Artikel 13 Verkeer
13.1 Bestemmingsomschrijving
De voor 'Verkeer' aangewezen gronden zijn bestemd voor:
-
a. wegen en straten;
-
b. voet- en rijwielpaden;
-
c. parkeervoorzieningen;
-
d. groenvoorzieningen;
-
e. sloten, bermen en beplanting;
waarbij gestreefd wordt naar een inrichting hoofdzakelijk gericht op de afwikkeling van het verkeer;
met de daarbijbehorende:
-
a. nutsvoorzieningen;
-
b. bouwwerken, geen gebouwen zijnde.
13.2 Bouwregels
13.2.1 Gebouwen
Op of in deze gronden mogen geen gebouwen worden gebouwd.
13.2.2 Bouwwerken, geen gebouwen zijnde
Voor het bouwen van bouwwerken, geen gebouwen zijnde, gelden de volgende regels:
-
a. de bouwhoogte van terreinafscheidingen zal ten hoogste 2,00 m bedragen;
-
b. de bouwhoogte van de overige bouwwerken, geen gebouwen zijnde, anders dan rechtstreeks ten behoeve van de geleiding, beveiliging en regeling van het verkeer, zal ten hoogste 5,00 m bedragen.
13.3 Nadere eisen
Burgemeester en Wethouders kunnen nadere eisen stellen aan de plaats en de afmetingen van de bebouwing ten behoeve van:
-
a. de sociale veiligheid;
-
b. de verkeersveiligheid;
-
c. de gebruiksmogelijkheden van de aangrenzende gronden.

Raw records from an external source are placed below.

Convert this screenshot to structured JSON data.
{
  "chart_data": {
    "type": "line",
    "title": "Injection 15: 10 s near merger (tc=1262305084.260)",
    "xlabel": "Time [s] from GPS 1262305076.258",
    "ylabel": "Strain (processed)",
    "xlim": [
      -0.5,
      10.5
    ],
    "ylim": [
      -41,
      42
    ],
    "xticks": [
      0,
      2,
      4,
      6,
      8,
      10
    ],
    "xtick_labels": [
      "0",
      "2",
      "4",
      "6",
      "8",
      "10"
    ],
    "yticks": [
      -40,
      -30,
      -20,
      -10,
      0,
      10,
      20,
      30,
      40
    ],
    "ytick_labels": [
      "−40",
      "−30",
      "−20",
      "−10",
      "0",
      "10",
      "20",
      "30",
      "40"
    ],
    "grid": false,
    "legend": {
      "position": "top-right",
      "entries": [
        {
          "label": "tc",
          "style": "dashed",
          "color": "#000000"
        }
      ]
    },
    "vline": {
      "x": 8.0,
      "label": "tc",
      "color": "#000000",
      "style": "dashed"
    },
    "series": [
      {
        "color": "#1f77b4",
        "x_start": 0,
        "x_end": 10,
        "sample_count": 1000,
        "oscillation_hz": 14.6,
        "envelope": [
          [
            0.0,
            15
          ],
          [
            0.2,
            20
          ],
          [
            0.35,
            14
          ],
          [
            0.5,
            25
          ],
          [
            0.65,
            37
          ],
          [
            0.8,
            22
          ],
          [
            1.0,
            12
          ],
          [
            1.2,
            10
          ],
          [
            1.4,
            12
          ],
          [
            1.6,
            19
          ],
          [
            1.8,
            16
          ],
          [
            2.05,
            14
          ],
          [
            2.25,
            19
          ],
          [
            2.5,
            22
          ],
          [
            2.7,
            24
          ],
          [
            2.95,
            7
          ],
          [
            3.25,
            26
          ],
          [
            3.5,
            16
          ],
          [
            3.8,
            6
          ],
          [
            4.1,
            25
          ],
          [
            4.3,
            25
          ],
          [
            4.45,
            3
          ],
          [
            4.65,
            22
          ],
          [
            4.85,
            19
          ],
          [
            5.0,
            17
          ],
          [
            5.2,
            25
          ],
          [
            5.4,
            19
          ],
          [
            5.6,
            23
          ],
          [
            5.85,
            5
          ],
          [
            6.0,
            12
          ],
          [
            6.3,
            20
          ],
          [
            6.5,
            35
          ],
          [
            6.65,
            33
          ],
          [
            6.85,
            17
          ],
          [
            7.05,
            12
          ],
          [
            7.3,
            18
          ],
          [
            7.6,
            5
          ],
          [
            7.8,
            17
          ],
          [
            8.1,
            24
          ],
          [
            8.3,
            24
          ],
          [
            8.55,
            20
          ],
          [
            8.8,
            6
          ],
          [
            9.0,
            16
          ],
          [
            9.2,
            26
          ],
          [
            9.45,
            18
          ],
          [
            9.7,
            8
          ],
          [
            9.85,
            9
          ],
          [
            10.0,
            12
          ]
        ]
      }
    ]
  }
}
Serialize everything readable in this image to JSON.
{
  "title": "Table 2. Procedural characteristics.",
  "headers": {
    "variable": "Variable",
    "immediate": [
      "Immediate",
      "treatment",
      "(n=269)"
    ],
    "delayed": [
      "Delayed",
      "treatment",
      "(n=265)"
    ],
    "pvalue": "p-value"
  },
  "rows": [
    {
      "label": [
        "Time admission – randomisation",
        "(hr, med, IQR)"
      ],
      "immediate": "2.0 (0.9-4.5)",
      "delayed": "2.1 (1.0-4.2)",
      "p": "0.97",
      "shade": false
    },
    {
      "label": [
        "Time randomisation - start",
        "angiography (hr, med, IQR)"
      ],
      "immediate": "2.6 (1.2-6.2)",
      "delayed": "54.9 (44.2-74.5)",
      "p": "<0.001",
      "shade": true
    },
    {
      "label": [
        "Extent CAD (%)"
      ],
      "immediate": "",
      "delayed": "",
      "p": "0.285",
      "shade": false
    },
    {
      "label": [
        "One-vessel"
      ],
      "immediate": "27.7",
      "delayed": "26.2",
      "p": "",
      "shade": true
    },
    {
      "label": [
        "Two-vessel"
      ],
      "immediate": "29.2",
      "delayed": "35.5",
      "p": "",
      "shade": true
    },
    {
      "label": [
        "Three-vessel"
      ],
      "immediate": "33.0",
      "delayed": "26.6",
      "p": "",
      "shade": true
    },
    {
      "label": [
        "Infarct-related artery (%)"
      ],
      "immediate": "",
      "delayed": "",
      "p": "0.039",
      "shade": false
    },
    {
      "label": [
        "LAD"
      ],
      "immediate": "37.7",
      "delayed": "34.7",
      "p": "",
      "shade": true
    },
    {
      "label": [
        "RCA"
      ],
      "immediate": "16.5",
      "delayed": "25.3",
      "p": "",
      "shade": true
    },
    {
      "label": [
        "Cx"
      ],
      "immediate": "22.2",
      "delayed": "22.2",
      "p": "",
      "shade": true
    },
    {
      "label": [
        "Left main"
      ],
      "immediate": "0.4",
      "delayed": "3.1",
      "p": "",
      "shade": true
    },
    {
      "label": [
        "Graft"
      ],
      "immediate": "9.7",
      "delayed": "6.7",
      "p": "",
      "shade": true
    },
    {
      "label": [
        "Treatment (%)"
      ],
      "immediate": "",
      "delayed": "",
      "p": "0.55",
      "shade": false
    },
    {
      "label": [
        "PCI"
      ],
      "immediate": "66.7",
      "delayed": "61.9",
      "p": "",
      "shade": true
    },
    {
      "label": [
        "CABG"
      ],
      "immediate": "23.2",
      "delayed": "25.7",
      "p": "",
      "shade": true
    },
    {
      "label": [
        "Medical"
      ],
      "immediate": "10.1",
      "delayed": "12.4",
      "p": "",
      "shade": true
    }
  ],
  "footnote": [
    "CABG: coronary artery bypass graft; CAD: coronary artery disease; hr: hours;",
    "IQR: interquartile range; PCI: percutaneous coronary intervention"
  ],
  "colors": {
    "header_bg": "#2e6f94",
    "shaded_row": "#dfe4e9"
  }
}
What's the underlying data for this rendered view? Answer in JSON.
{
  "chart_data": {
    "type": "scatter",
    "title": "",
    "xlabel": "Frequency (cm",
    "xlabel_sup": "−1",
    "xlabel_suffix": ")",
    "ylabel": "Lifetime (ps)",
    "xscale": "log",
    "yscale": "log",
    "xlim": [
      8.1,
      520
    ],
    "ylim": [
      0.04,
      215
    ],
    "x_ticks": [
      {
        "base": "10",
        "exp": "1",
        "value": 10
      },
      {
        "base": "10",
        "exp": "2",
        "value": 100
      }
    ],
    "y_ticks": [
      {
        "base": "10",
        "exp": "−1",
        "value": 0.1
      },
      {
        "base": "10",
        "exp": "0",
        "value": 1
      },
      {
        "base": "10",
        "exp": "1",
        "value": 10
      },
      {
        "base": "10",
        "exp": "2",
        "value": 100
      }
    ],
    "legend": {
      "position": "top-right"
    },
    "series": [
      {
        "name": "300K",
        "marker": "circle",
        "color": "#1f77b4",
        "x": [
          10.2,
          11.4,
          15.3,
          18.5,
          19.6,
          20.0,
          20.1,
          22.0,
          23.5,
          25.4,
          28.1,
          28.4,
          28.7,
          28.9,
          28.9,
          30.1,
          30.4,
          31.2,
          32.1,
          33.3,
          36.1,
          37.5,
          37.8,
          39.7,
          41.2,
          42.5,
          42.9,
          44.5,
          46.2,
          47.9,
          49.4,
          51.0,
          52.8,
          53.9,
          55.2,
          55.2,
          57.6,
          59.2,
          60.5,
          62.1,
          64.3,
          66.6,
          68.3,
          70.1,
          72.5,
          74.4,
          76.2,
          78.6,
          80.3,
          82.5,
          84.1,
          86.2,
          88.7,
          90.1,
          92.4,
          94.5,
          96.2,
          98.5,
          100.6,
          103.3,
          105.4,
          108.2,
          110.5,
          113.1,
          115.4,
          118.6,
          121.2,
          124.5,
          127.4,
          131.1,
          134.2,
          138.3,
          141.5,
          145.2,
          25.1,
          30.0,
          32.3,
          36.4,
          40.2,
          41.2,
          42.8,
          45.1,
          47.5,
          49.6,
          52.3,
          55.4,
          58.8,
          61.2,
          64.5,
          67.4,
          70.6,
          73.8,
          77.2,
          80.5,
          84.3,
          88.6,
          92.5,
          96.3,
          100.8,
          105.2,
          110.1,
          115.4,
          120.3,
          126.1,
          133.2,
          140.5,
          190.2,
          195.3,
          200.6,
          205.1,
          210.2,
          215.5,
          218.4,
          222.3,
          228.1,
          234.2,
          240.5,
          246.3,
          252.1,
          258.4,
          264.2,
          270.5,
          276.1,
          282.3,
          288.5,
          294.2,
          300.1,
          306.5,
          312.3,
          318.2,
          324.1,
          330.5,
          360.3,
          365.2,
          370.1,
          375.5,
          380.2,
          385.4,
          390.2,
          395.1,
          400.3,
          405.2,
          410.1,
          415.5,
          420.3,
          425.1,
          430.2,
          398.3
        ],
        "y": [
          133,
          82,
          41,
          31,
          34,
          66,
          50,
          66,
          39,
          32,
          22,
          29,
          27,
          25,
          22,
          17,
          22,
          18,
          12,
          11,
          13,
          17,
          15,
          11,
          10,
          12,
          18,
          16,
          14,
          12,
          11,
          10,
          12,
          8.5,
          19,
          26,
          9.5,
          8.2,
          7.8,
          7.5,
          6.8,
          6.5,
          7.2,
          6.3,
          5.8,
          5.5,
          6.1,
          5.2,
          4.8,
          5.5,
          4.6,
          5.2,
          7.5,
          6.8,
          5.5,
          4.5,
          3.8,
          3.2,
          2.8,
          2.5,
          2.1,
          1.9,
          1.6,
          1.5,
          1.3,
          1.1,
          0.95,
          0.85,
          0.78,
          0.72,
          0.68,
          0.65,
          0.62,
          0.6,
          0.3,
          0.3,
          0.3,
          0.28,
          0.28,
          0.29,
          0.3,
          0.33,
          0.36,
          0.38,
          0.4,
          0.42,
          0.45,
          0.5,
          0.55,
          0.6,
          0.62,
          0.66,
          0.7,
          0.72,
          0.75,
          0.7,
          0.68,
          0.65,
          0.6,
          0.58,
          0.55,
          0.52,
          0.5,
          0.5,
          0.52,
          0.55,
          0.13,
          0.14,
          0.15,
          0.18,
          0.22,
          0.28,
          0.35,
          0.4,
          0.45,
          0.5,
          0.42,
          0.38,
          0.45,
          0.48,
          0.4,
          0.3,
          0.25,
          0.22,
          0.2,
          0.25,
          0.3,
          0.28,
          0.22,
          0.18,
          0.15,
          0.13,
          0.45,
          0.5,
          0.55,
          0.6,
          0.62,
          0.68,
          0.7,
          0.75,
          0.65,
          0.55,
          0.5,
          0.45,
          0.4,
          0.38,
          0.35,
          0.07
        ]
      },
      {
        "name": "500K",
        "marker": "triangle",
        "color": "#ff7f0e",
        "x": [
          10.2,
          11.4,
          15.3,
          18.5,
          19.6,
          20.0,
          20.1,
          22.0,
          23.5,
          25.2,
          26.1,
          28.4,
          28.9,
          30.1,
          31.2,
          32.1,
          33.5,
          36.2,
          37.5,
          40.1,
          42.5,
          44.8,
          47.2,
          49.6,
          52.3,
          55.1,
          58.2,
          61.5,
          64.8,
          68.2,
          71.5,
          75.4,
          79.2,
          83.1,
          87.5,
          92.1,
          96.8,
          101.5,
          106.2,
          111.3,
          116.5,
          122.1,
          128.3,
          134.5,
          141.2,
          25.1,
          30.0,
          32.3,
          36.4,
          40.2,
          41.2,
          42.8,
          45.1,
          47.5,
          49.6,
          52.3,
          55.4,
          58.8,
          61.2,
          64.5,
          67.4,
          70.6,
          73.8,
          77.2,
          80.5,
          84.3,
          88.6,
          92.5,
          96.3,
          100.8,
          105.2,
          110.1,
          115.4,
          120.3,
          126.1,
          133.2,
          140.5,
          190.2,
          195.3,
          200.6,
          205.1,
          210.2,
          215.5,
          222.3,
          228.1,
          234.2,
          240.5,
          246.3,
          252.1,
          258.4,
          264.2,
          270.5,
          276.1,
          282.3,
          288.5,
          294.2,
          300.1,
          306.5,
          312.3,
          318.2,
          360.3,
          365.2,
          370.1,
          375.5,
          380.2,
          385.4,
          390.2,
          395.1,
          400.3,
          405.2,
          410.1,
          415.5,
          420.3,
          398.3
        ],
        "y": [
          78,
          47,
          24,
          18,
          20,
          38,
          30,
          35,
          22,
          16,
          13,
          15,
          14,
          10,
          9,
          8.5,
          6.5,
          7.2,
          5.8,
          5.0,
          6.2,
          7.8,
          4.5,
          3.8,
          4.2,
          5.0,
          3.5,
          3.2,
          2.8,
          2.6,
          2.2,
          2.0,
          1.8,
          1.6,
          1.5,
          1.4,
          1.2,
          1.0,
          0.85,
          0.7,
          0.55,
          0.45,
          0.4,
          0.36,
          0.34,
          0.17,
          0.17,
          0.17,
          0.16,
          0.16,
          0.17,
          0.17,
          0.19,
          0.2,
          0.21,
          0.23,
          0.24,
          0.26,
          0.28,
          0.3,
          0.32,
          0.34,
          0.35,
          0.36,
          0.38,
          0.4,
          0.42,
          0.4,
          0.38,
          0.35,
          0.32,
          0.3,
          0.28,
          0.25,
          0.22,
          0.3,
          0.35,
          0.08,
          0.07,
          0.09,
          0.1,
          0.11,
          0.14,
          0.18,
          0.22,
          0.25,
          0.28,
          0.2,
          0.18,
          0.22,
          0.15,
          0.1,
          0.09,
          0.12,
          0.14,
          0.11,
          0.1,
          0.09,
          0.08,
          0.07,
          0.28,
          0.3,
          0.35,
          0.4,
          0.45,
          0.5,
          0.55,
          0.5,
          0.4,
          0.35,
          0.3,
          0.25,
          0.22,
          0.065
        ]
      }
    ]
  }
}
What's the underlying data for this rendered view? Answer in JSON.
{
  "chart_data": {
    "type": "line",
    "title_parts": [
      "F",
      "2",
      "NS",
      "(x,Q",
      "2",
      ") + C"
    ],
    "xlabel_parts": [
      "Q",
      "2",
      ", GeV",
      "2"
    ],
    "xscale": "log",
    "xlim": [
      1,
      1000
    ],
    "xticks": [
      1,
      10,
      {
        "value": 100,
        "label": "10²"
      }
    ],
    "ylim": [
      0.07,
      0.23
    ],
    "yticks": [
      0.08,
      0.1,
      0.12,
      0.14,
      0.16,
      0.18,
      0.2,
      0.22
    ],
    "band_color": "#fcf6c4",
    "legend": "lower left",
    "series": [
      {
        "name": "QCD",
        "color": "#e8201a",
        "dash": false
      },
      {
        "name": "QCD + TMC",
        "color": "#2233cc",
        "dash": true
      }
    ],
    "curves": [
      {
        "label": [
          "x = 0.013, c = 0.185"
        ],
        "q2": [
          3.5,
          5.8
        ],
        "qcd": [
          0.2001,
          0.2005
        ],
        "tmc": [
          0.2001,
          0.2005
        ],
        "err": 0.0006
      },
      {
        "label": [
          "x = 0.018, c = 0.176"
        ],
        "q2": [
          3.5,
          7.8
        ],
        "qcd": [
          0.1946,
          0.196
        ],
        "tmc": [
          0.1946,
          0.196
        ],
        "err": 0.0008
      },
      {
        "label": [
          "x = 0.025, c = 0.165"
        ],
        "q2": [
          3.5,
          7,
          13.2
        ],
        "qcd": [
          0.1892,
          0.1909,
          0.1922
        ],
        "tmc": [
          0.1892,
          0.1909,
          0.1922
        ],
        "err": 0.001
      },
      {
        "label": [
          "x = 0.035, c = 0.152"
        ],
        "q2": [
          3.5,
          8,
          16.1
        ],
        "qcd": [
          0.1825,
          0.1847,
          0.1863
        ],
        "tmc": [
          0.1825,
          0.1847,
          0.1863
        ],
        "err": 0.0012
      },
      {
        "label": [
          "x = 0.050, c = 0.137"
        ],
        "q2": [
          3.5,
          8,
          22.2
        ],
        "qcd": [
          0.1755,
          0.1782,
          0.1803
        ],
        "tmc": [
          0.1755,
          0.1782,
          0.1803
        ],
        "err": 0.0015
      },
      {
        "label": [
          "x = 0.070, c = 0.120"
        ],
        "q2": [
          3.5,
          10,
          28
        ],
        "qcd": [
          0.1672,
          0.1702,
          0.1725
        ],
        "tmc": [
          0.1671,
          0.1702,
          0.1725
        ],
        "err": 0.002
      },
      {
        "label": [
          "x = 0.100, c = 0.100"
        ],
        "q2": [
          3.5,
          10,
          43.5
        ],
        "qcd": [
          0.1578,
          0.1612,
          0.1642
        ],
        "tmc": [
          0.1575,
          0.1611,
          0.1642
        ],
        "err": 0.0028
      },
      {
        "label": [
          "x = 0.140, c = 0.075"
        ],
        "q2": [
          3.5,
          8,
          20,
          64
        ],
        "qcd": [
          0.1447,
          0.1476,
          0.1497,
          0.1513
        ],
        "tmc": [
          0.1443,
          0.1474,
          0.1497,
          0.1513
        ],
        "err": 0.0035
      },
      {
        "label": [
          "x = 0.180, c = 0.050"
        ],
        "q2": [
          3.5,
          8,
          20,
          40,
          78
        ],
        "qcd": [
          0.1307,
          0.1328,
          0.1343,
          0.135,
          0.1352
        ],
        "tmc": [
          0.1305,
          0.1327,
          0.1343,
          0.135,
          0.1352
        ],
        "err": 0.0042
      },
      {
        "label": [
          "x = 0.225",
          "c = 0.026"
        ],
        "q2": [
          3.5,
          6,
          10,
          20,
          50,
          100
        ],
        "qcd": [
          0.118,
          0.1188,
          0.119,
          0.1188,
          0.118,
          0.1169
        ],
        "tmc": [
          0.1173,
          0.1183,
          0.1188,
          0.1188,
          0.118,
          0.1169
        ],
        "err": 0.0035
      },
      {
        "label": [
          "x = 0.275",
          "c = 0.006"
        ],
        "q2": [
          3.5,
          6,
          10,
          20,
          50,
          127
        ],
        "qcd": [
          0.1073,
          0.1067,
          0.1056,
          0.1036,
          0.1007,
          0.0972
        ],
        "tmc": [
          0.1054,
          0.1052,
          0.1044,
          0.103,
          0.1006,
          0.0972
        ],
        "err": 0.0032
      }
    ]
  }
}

13.4 Specifieke gebruiksregels
Tot een gebruik, strijdig met deze bestemming, wordt in ieder geval gerekend:
-
a. het gebruik van de gronden en bouwwerken ten behoeve van een verkooppunt van motorbrandstoffen;
-
b. het aanleggen van wegen en straten met meer dan twee rijstroken.